Leicht konnte man einsam werden oder einsam bleiben in diesen kurzen Tagen. Die Wolken in der Dämmerung verwechselte man allzu leicht mit riesenhafter Zuckerwatte. Die Finsternis kam schon mit dem Nachmittag, brachte eine frühe Nacht, verwirrte die innere Uhr, dass man sich abends längst jenseits der Mitternacht wähnte. Die Verknappung des Lichts scheint Vorbereitung auf das Fest und macht gierig auf seinen Schein.
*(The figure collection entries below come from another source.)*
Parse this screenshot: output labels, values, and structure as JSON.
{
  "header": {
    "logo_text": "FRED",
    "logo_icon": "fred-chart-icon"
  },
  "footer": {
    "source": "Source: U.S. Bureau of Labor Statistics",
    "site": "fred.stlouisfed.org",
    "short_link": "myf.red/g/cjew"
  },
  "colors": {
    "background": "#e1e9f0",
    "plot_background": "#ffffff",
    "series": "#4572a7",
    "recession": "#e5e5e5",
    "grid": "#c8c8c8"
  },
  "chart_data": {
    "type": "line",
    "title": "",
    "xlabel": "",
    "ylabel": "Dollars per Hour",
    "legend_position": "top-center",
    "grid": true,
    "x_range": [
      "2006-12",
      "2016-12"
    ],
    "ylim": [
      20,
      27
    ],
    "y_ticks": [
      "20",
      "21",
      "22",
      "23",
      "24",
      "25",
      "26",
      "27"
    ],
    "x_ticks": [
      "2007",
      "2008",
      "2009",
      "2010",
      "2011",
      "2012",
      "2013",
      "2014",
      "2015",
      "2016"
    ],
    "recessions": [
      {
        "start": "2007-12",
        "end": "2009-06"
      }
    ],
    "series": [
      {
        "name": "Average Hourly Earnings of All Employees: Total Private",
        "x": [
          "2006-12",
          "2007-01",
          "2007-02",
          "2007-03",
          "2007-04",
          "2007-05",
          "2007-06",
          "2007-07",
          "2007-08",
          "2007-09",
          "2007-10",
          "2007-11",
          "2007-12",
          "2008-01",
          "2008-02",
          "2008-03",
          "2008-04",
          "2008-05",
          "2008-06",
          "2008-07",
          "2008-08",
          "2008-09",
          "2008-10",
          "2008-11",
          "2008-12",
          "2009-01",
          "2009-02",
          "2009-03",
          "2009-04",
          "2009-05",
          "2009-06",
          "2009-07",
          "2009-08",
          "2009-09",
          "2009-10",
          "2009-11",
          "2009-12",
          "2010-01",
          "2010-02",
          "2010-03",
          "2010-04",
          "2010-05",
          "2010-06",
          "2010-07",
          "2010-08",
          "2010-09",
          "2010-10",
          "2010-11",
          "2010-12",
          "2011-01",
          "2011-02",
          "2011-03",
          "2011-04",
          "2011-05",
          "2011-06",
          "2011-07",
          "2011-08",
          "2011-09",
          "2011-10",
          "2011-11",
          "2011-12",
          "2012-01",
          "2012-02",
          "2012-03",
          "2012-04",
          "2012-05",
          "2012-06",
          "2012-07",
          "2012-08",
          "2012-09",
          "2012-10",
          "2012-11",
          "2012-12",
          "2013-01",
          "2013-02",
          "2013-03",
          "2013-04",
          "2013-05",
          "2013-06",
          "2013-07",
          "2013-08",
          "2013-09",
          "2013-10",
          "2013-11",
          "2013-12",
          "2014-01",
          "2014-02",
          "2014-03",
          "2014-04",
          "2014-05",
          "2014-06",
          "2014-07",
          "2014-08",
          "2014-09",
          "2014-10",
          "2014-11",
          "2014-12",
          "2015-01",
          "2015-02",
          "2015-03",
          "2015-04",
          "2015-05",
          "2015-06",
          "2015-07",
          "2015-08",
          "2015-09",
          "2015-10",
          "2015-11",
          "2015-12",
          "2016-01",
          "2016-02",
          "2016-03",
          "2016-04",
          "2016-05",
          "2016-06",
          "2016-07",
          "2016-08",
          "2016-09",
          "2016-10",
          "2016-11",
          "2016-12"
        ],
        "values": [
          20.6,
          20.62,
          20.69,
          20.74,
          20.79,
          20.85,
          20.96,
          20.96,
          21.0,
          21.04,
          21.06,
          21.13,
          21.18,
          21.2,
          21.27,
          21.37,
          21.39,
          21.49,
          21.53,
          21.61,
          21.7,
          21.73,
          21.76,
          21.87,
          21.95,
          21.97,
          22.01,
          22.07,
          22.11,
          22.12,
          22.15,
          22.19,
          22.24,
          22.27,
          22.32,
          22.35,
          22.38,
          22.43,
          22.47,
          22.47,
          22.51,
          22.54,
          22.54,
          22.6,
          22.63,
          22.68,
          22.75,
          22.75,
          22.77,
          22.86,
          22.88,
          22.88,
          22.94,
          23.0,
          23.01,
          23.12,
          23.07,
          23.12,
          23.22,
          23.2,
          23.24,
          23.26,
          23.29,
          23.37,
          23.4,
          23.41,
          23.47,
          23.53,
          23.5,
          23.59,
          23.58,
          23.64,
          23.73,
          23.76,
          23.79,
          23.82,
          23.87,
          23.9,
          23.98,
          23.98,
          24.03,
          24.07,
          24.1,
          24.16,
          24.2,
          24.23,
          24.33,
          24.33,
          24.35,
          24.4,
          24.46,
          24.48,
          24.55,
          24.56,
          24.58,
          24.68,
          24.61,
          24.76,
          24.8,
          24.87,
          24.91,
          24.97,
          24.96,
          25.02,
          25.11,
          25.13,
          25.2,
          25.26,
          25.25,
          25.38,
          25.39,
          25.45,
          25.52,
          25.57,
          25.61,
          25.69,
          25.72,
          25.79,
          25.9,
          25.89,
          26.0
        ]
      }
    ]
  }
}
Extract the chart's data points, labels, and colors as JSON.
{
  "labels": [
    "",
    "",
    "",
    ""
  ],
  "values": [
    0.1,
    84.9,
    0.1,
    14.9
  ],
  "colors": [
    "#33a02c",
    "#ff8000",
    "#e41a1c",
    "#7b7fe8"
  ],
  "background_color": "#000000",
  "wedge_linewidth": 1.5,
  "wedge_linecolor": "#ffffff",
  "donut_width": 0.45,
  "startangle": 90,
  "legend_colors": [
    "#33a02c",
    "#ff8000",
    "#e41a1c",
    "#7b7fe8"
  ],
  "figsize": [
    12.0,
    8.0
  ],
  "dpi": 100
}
Heute endlich wird das Dunkle gelegen kommen als Ritual, wird die erleuchteten Fenster und die erleuchteten Kinderaugen rahmen und besonders sichtbar machen, wird noch den scheusten Glanz und Schimmer aus den Ecken und den Menschen gleißen lassen. Am Himmel werden die Zimtsterne und im schummrigen Wohnzimmer die Sternspritzer sprühen. In jedem Haus wird ein Baum blühen und wären die Mauern unsichtbar in diesen Stunden, stünde man in einem einzigen geschmückten Wald. Unter Kerzenschein wird eine immerfremde Geschichte auf die stets selbe Art und Weise wie zu jedem Fest erzählt werden. Man wird heimgekehrt sein und zusammengefunden haben. Für dieses Nachhausekommen an zumindest einem Tag im Jahr und die schöne Bescherung, bei der man sich als Familie traditionell in die Arme oder in den Rücken fällt, ist man nie zu alt.

Überall auf der Welt zieht es die Menschen auf gewundenen Wegen die Erdkrümmung entlang zu jenen Orten, die, dem Herzen nach, unabdingbar eine gute Herberge für die eigene Existenz sind. Wer Glück hat, wird heute angekommen sein unter einem solchen Dach, wer nicht, wird vielleicht nur daran denken.